Weight assessment and counseling for nutrition and physical activity for children/adolescents
Patients aged 3-17 by the end of the reporting period, with at least one outpatient visit recorded on the patient chart during the reporting period with a primary care physician (PCP) or an obstetrician/gynecologist (OB/GYN), will be counted in this measure.
- Numerator 1:
- Height, Weight and body mass index (BMI) must be recorded in the Vitals tab of the patient chart.
- Numerator 2:
- CPT code for nutrition counseling must be recorded in the Procedures tab of the patient chart during the reporting year.
- Numerator 3:
- CPT code for physical activity counseling must be recorded in the Procedures tab of the patient chart during the reporting year.
The patient will be excluded if they have a diagnosis of pregnancy during the reporting period.
Preventive care and screening: body mass index (BMI) screening and follow-up plan
Patients 18 or older with at least one encounter recorded on the patient chart during the reporting period will be counted in this measure. Height, weight and body mass index (BMI) must be recorded in the Vitals tab, along with the appropriate CPT code in the Procedures tab. Also, a follow-up plan must be documented on an encounter with the proper CPT codes if the most recent BMI was outside of normal parameters (Normal Parameter is between 18.5 and 25). The patient will be excluded if they have a pregnancy diagnosis recorded in the Problems tab of the patient dashboard or if they received hospice or palliative care at any time during the reporting period.

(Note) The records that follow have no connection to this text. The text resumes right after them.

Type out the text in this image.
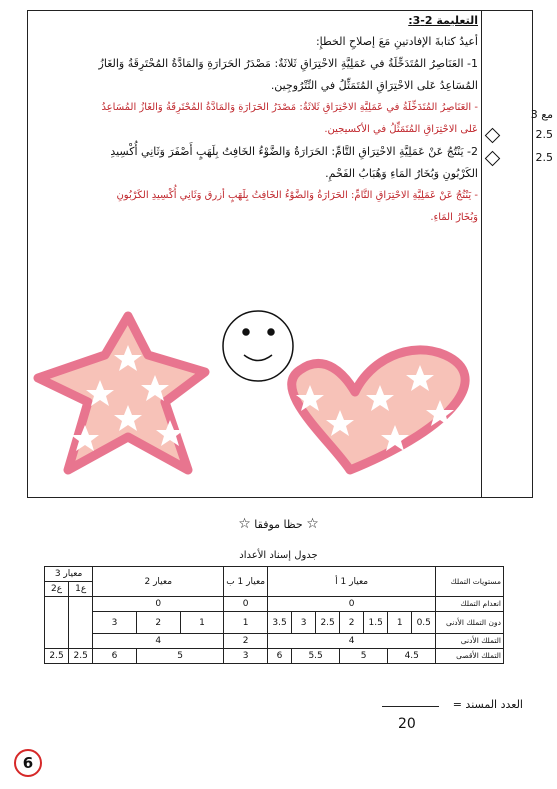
التعليمة 2-3:
أعيدُ كتابةَ الإفادتينِ مَعَ إصلاحِ الخطإِ:
1- العَنَاصِرُ المُتَدَخِّلَةُ في عَمَلِيَّةِ الاحْتِرَاقِ ثَلاثَةٌ: مَصْدَرُ الحَرَارَةِ وَالمَادَّةُ المُحْتَرِقَةُ وَالغَازُ
المُسَاعِدُ عَلى الاحْتِرَاقِ المُتَمَثِّلُ في النِّتْرُوجِين.
- العَنَاصِرُ المُتَدَخِّلَةُ في عَمَلِيَّةِ الاحْتِرَاقِ ثَلاثَةٌ: مَصْدَرُ الحَرَارَةِ وَالمَادَّةُ المُحْتَرِقَةُ وَالغَازُ المُسَاعِدُ
عَلى الاحْتِرَاقِ المُتَمَثِّلُ في الأكسيجين.
2- يَنْتُجُ عَنْ عَمَلِيَّةِ الاحْتِرَاقِ التَّامِّ: الحَرَارَةُ وَالضَّوْءُ الخَافِتُ بِلَهَبٍ أَصْفَرَ وَثَانِي أُكْسِيدِ
الكَرْبُونِ وَبُخَارُ المَاءِ وَهُبَابُ الفَحْمِ.
- يَنْتُجُ عَنْ عَمَلِيَّةِ الاحْتِرَاقِ التَّامِّ: الحَرَارَةُ وَالضَّوْءُ الخَافِتُ بِلَهَبٍ أزرق وَثَانِي أُكْسِيدِ الكَرْبُونِ
وَبُخَارُ المَاءِ.
مع 3
2.5
2.5
☆ حظا موفقا ☆
جدول إسناد الأعداد
مستويات التملك	معيار 1 أ							معيار 1 ب	معيار 2			معيار 3	
												ع1	ع2
انعدام التملك	0							0	0				
دون التملك الأدنى	0.5	1	1.5	2	2.5	3	3.5	1	1	2	3		
التملك الأدنى	4							2	4				
التملك الأقصى	4.5		5		5.5		6	3	5		6	2.5	2.5
العدد المسند =
20
6
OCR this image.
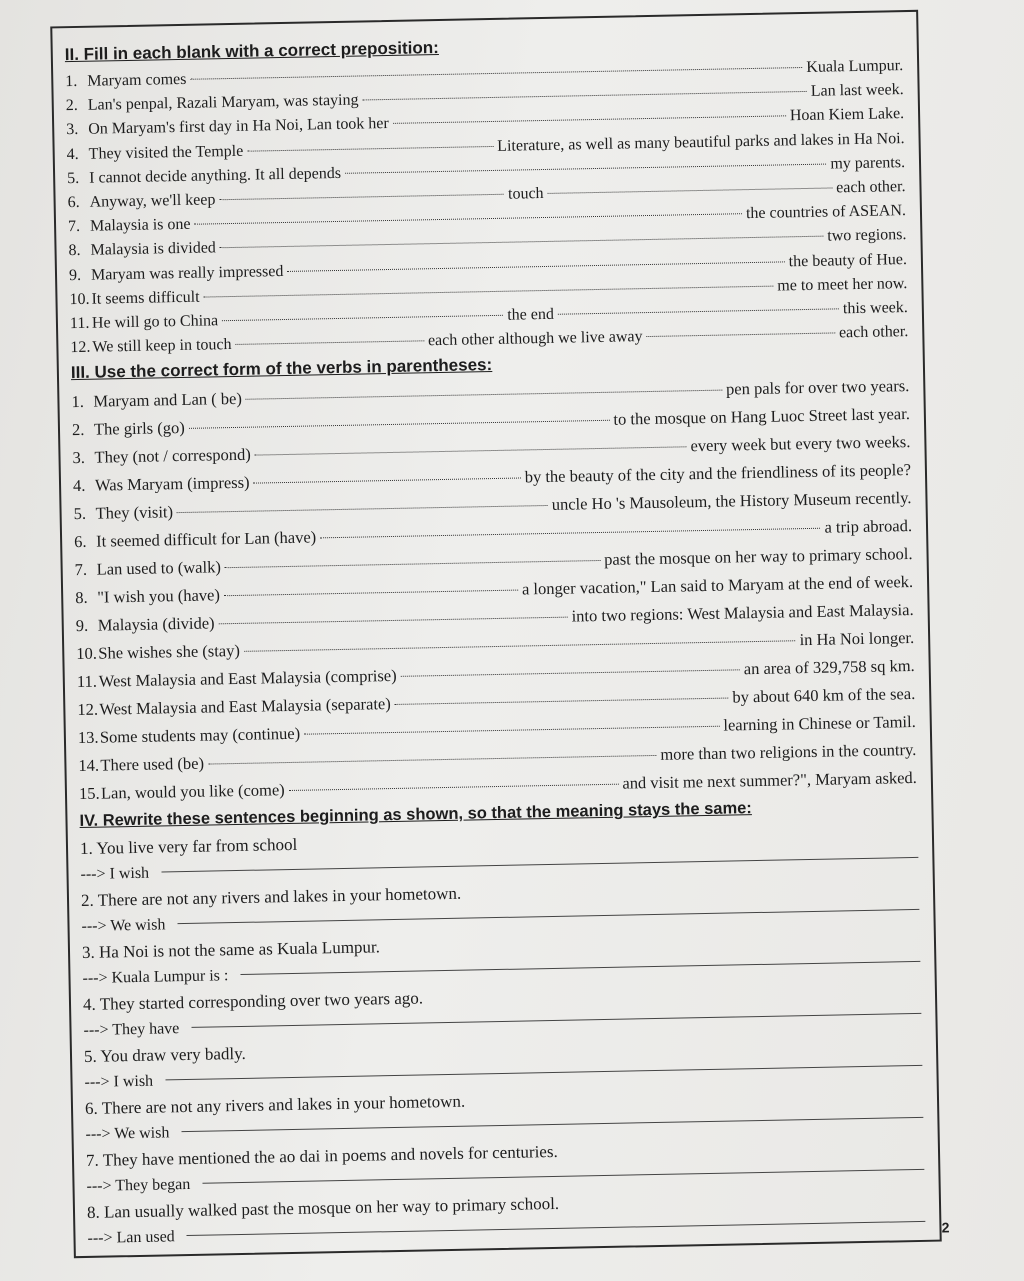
II. Fill in each blank with a correct preposition:
1. Maryam comes
Kuala Lumpur.
2. Lan's penpal, Razali Maryam, was staying
Lan last week.
3. On Maryam's first day in Ha Noi, Lan took her
Hoan Kiem Lake.
4. They visited the Temple	Literature, as well as many beautiful parks and lakes in Ha Noi.
5. I cannot decide anything. It all depends
my parents.
6. Anyway, we'll keep	touch	each other.
7. Malaysia is one
the countries of ASEAN.
8. Malaysia is divided
two regions.
9. Maryam was really impressed
the beauty of Hue.
10. It seems difficult
me to meet her now.
11. He will go to China	the end	this week.
12. We still keep in touch	each other although we live away	each other.
III. Use the correct form of the verbs in parentheses:
1. Maryam and Lan ( be)
pen pals for over two years.
2. The girls (go)	to the mosque on Hang Luoc Street last year.
3. They (not / correspond)
every week but every two weeks.
4. Was Maryam (impress)	by the beauty of the city and the friendliness of its people?
5. They (visit)	uncle Ho 's Mausoleum, the History Museum recently.
6. It seemed difficult for Lan (have)
a trip abroad.
7. Lan used to (walk)	past the mosque on her way to primary school.
8. "I wish you (have)	a longer vacation," Lan said to Maryam at the end of week.
9. Malaysia (divide)	into two regions: West Malaysia and East Malaysia.
10. She wishes she (stay)
in Ha Noi longer.
11. West Malaysia and East Malaysia (comprise)	an area of 329,758 sq km.
12. West Malaysia and East Malaysia (separate)	by about 640 km of the sea.
13. Some students may (continue)
learning in Chinese or Tamil.
14. There used (be)
more than two religions in the country.
15. Lan, would you like (come)	and visit me next summer?", Maryam asked.
IV. Rewrite these sentences beginning as shown, so that the meaning stays the same:
1. You live very far from school
---> I wish
2. There are not any rivers and lakes in your hometown.
---> We wish
3. Ha Noi is not the same as Kuala Lumpur.
---> Kuala Lumpur is :
4. They started corresponding over two years ago.
---> They have
5. You draw very badly.
---> I wish
6. There are not any rivers and lakes in your hometown.
---> We wish
7. They have mentioned the ao dai in poems and novels for centuries.
---> They began
8. Lan usually walked past the mosque on her way to primary school.
---> Lan used
2
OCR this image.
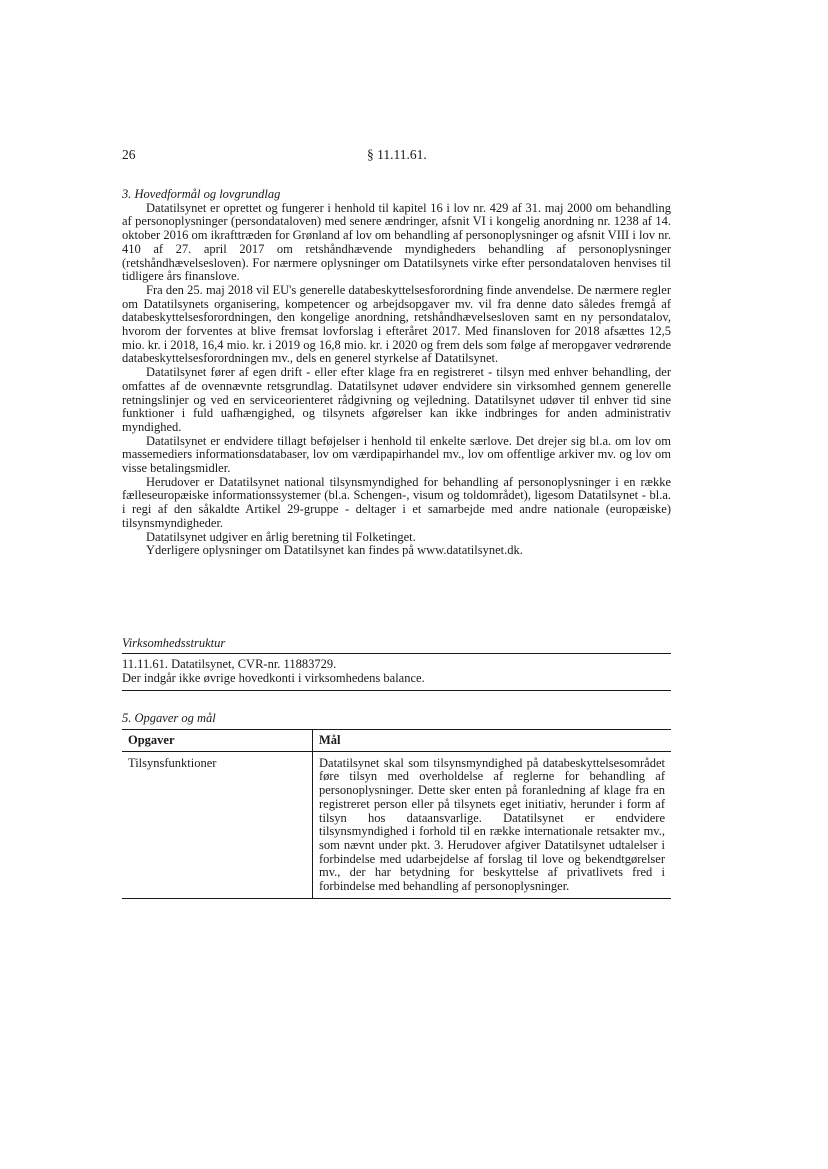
26	§ 11.11.61.

3. Hovedformål og lovgrundlag

Datatilsynet er oprettet og fungerer i henhold til kapitel 16 i lov nr. 429 af 31. maj 2000 om behandling af personoplysninger (persondataloven) med senere ændringer, afsnit VI i kongelig anordning nr. 1238 af 14. oktober 2016 om ikrafttræden for Grønland af lov om behandling af personoplysninger og afsnit VIII i lov nr. 410 af 27. april 2017 om retshåndhævende myndigheders behandling af personoplysninger (retshåndhævelsesloven). For nærmere oplysninger om Datatilsynets virke efter persondataloven henvises til tidligere års finanslove.

Fra den 25. maj 2018 vil EU's generelle databeskyttelsesforordning finde anvendelse. De nærmere regler om Datatilsynets organisering, kompetencer og arbejdsopgaver mv. vil fra denne dato således fremgå af databeskyttelsesforordningen, den kongelige anordning, retshåndhævelsesloven samt en ny persondatalov, hvorom der forventes at blive fremsat lovforslag i efteråret 2017. Med finansloven for 2018 afsættes 12,5 mio. kr. i 2018, 16,4 mio. kr. i 2019 og 16,8 mio. kr. i 2020 og frem dels som følge af meropgaver vedrørende databeskyttelsesforordningen mv., dels en generel styrkelse af Datatilsynet.

Datatilsynet fører af egen drift - eller efter klage fra en registreret - tilsyn med enhver behandling, der omfattes af de ovennævnte retsgrundlag. Datatilsynet udøver endvidere sin virksomhed gennem generelle retningslinjer og ved en serviceorienteret rådgivning og vejledning. Datatilsynet udøver til enhver tid sine funktioner i fuld uafhængighed, og tilsynets afgørelser kan ikke indbringes for anden administrativ myndighed.

Datatilsynet er endvidere tillagt beføjelser i henhold til enkelte særlove. Det drejer sig bl.a. om lov om massemediers informationsdatabaser, lov om værdipapirhandel mv., lov om offentlige arkiver mv. og lov om visse betalingsmidler.

Herudover er Datatilsynet national tilsynsmyndighed for behandling af personoplysninger i en række fælleseuropæiske informationssystemer (bl.a. Schengen-, visum og toldområdet), ligesom Datatilsynet - bl.a. i regi af den såkaldte Artikel 29-gruppe - deltager i et samarbejde med andre nationale (europæiske) tilsynsmyndigheder.

Datatilsynet udgiver en årlig beretning til Folketinget.

Yderligere oplysninger om Datatilsynet kan findes på www.datatilsynet.dk.

Virksomhedsstruktur
11.11.61. Datatilsynet, CVR-nr. 11883729.
Der indgår ikke øvrige hovedkonti i virksomhedens balance.
5. Opgaver og mål
Opgaver	Mål
Tilsynsfunktioner	Datatilsynet skal som tilsynsmyndighed på databeskyttelsesområdet føre tilsyn med overholdelse af reglerne for behandling af personoplysninger. Dette sker enten på foranledning af klage fra en registreret person eller på tilsynets eget initiativ, herunder i form af tilsyn hos dataansvarlige. Datatilsynet er endvidere tilsynsmyndighed i forhold til en række internationale retsakter mv., som nævnt under pkt. 3. Herudover afgiver Datatilsynet udtalelser i forbindelse med udarbejdelse af forslag til love og bekendtgørelser mv., der har betydning for beskyttelse af privatlivets fred i forbindelse med behandling af personoplysninger.
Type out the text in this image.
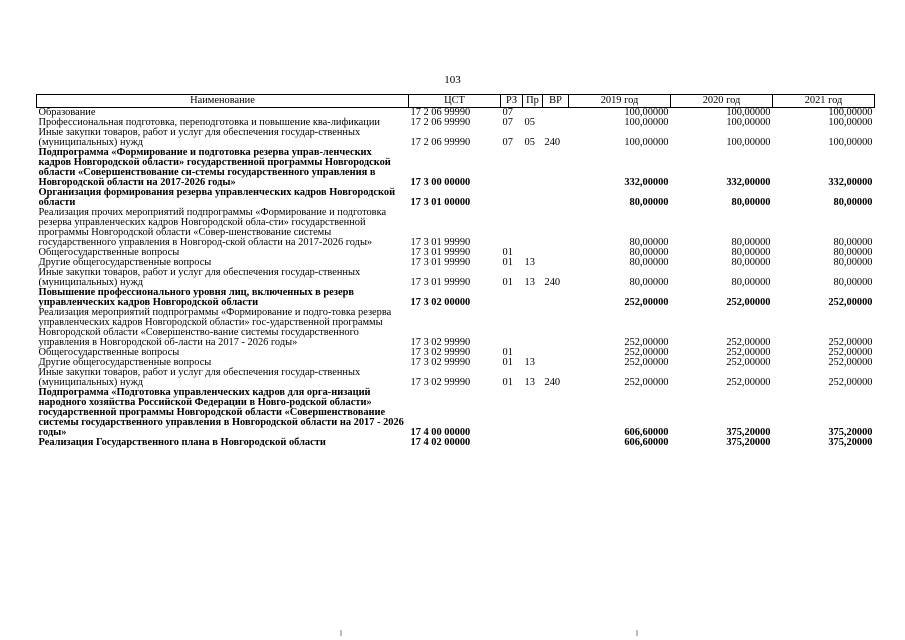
103
Наименование	ЦСТ	РЗ	Пр	ВР	2019 год	2020 год	2021 год
Образование	17 2 06 99990	07			100,00000	100,00000	100,00000
Профессиональная подготовка, переподготовка и повышение ква-лификации	17 2 06 99990	07	05		100,00000	100,00000	100,00000
Иные закупки товаров, работ и услуг для обеспечения государ-ственных (муниципальных) нужд	17 2 06 99990	07	05	240	100,00000	100,00000	100,00000
Подпрограмма «Формирование и подготовка резерва управ-ленческих кадров Новгородской области» государственной программы Новгородской области «Совершенствование си-стемы государственного управления в Новгородской области на 2017-2026 годы»	17 3 00 00000				332,00000	332,00000	332,00000
Организация формирования резерва управленческих кадров Новгородской области	17 3 01 00000				80,00000	80,00000	80,00000
Реализация прочих мероприятий подпрограммы «Формирование и подготовка резерва управленческих кадров Новгородской обла-сти» государственной программы Новгородской области «Совер-шенствование системы государственного управления в Новгород-ской области на 2017-2026 годы»	17 3 01 99990				80,00000	80,00000	80,00000
Общегосударственные вопросы	17 3 01 99990	01			80,00000	80,00000	80,00000
Другие общегосударственные вопросы	17 3 01 99990	01	13		80,00000	80,00000	80,00000
Иные закупки товаров, работ и услуг для обеспечения государ-ственных (муниципальных) нужд	17 3 01 99990	01	13	240	80,00000	80,00000	80,00000
Повышение профессионального уровня лиц, включенных в резерв управленческих кадров Новгородской области	17 3 02 00000				252,00000	252,00000	252,00000
Реализация мероприятий подпрограммы «Формирование и подго-товка резерва управленческих кадров Новгородской области» гос-ударственной программы Новгородской области «Совершенство-вание системы государственного управления в Новгородской об-ласти на 2017 - 2026 годы»	17 3 02 99990				252,00000	252,00000	252,00000
Общегосударственные вопросы	17 3 02 99990	01			252,00000	252,00000	252,00000
Другие общегосударственные вопросы	17 3 02 99990	01	13		252,00000	252,00000	252,00000
Иные закупки товаров, работ и услуг для обеспечения государ-ственных (муниципальных) нужд	17 3 02 99990	01	13	240	252,00000	252,00000	252,00000
Подпрограмма «Подготовка управленческих кадров для орга-низаций народного хозяйства Российской Федерации в Новго-родской области» государственной программы Новгородской области «Совершенствование системы государственного управления в Новгородской области на 2017 - 2026 годы»	17 4 00 00000				606,60000	375,20000	375,20000
Реализация Государственного плана в Новгородской области	17 4 02 00000				606,60000	375,20000	375,20000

Documentation of current medications in the medical record
Patients 18 or older with at least one encounter recorded during the reporting period will be counted in this measure. Medications must be recorded in the Current tab on the patient dashboard. Eligible clinician attests to documenting, updating, or reviewing the patient's current medications using all immediate resources available on the date of the encounter.
Follow-up care for children prescribed ADHD medication (ADD)
RXNT Instructions: Patients aged 6-12 as of the Intake Period, who were prescribed an ADHD medication during the Intake Period will be counted in this measure. Two rates are reported:
- Numerator 1:
- Patients who had at least one visit with a practitioner with prescribing authority during the Initiation Phase
- Numerator 2:
- Patients who had at least one visit with a practitioner with prescribing authority during the Initiation Phase, and at least two follow-up visits during the 31-300 days after the IPSD
The patient will be excluded if narcolepsy is recorded in the Problems tab of the patient chart or if the patient is in hospice care for any part of the measurement period.
Preventive care and screening: influenza immunization
Patients aged 6 months and older seen for a visit between October 1 and March 31 with at least one encounter recorded on the patient chart during the reporting period, or the patient has Hemodialysis or Peritoneal Dialysis recorded in the Procedures tab, will be counted in this measure. The influenza vaccine must be recorded in the Immunization tab or the appropriate code must be recorded in the Procedures tab of the patient dashboard. Those who received an influenza immunization, OR who reported previous receipt of an influenza immunization between July 1 of the year prior to the reporting period to June 30 of the reporting period, will be counted. The patient will be excluded if they are in hospice care for any part of the reporting period.